How nice to part with a guy when youthrow or when you throw? The world knows numerous stories about how the abandoned partner for a long time continued to "tear" his former half calls, watch under the window and other interventions in privacy. Naturally, each of us, who finds ourselves in such a situation, wants to avoid this. No matter how bitter and offensive, the civilized methods of parting, which we want to share with you, will help to smooth the unpleasant situation.
If the initiator of parting is your partner
If you are thrown, try at all costs"Save face," demonstrating self-esteem. Calmly and without unnecessary emotions, ask the partner to explain the reasons for which he decided to part. After all, in any case, begging, pouring tears, insulting a man and even fighting in such situations is meaningless. On the contrary, as practice shows, the calm behavior of the partner leads the representatives of the stronger sex into confusion, they are so surprised that they start regretting the decision, and sometimes even try to re-establish relations. Go to meet them or not - you decide. It is quite normal that for some time you will be very hurt and hurt. But do you know what will be best in this situation? Start living for yourself. Whatever the reason for your parting, after two or three weeks after a sad day, start slowly to recover. Go with your friends in the club and "light up" there until the morning! Start to walk on fitness in the strengthened mode and bring the figure in order for several months. Find an interesting lesson that will help you realize creative energy. In general, join life and do not get stuck in the past.
If the initiator of parting is you
If you are the initiator of parting,the partner also has the right to expect an explanation of the situation that has arisen. To do this, you yourself need to understand why you decided to part ways - it's best to write down a reason for yourself on a piece of paper. It will help you stay strong, even if the young man insists on the opposite. You should understand and politely explain to him why you no longer want to continue this relationship. Be ready for emotions on his part. Naturally, every person is uncomfortable when they drop it. Your former partner can throw a tantrum, provoke a quarrel, insult you - you need to be ready for this. Understand that most people do it not from evil, but from insult - they say, they hurt me, and now I want to hurt in return. The explanation must necessarily be personal. Of course, you may be tempted to do this by phone, SMS or even by e-mail. But this behavior your former partner will regard as disrespect. You need to have the courage to tell him everything right in the face and face his reaction to it. Try to use I-utterances in speech, emphasizing yourself and your condition. Not "you behaved like a pig," but "I feel very bad when you do this and this." This approach is much less hurting, and then there is a chance that the former partner will hear you. It is possible that you will want to resort to one of the following ways:
- Parting during a conflict The simplest thing is thatyou can do is say about your decision on emotions, when you both practically hate each other. Such parting, most likely, will lead to a complete and final rupture of relations. And this is the main snag of this method: a person is very badly wounded, and he gives the impression that you broke up because of a quarrel (which is not so?) Therefore, this method is the easiest, but by no means mature.

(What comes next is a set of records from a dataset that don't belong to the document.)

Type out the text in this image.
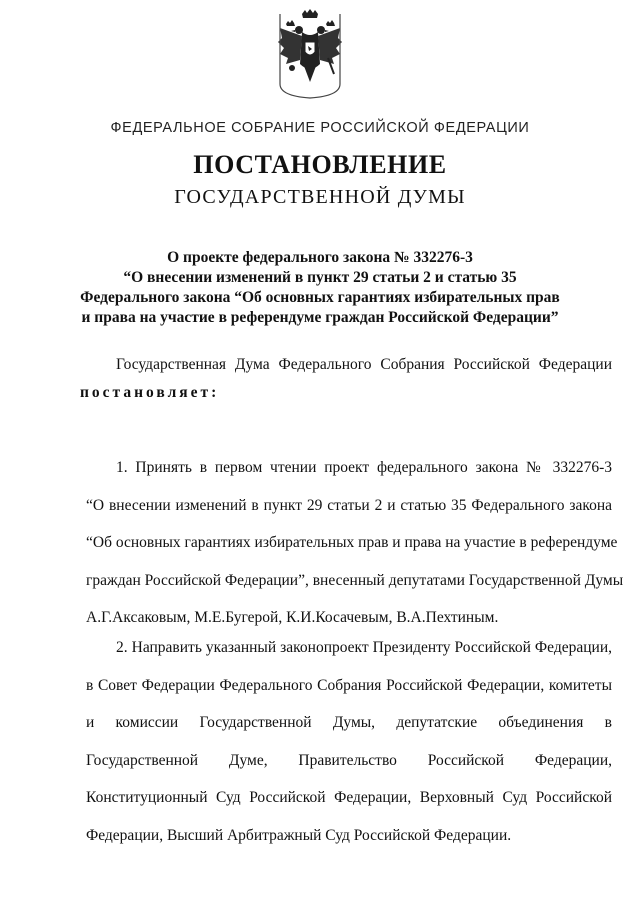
ФЕДЕРАЛЬНОЕ СОБРАНИЕ РОССИЙСКОЙ ФЕДЕРАЦИИ
ПОСТАНОВЛЕНИЕ
ГОСУДАРСТВЕННОЙ ДУМЫ
О проекте федерального закона № 332276-3
“О внесении изменений в пункт 29 статьи 2 и статью 35
Федерального закона “Об основных гарантиях избирательных прав
и права на участие в референдуме граждан Российской Федерации”
Государственная Дума Федерального Собрания Российской Федерации
постановляет:
1. Принять в первом чтении проект федерального закона № 332276-3
“О внесении изменений в пункт 29 статьи 2 и статью 35 Федерального закона
“Об основных гарантиях избирательных прав и права на участие в референдуме
граждан Российской Федерации”, внесенный депутатами Государственной Думы
А.Г.Аксаковым, М.Е.Бугерой, К.И.Косачевым, В.А.Пехтиным.
2. Направить указанный законопроект Президенту Российской Федерации,
в Совет Федерации Федерального Собрания Российской Федерации, комитеты
и комиссии Государственной Думы, депутатские объединения в
Государственной Думе, Правительство Российской Федерации,
Конституционный Суд Российской Федерации, Верховный Суд Российской
Федерации, Высший Арбитражный Суд Российской Федерации.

- Slow Parting Gradually you startto nullify your communication, stop ringing and in any way manifest in his life. But this method has a number of drawbacks. First, there is no clear completion of the relationship, which can turn into unpleasant surprises in the future, when a young man sees you in the company of another. Secondly, the reason for cooling relations will be incomprehensible to your former partner, and this can be very painful for him. In addition, this way also can not be called an adult: you leave the conversation, preferring to just quietly delete the guy from your life.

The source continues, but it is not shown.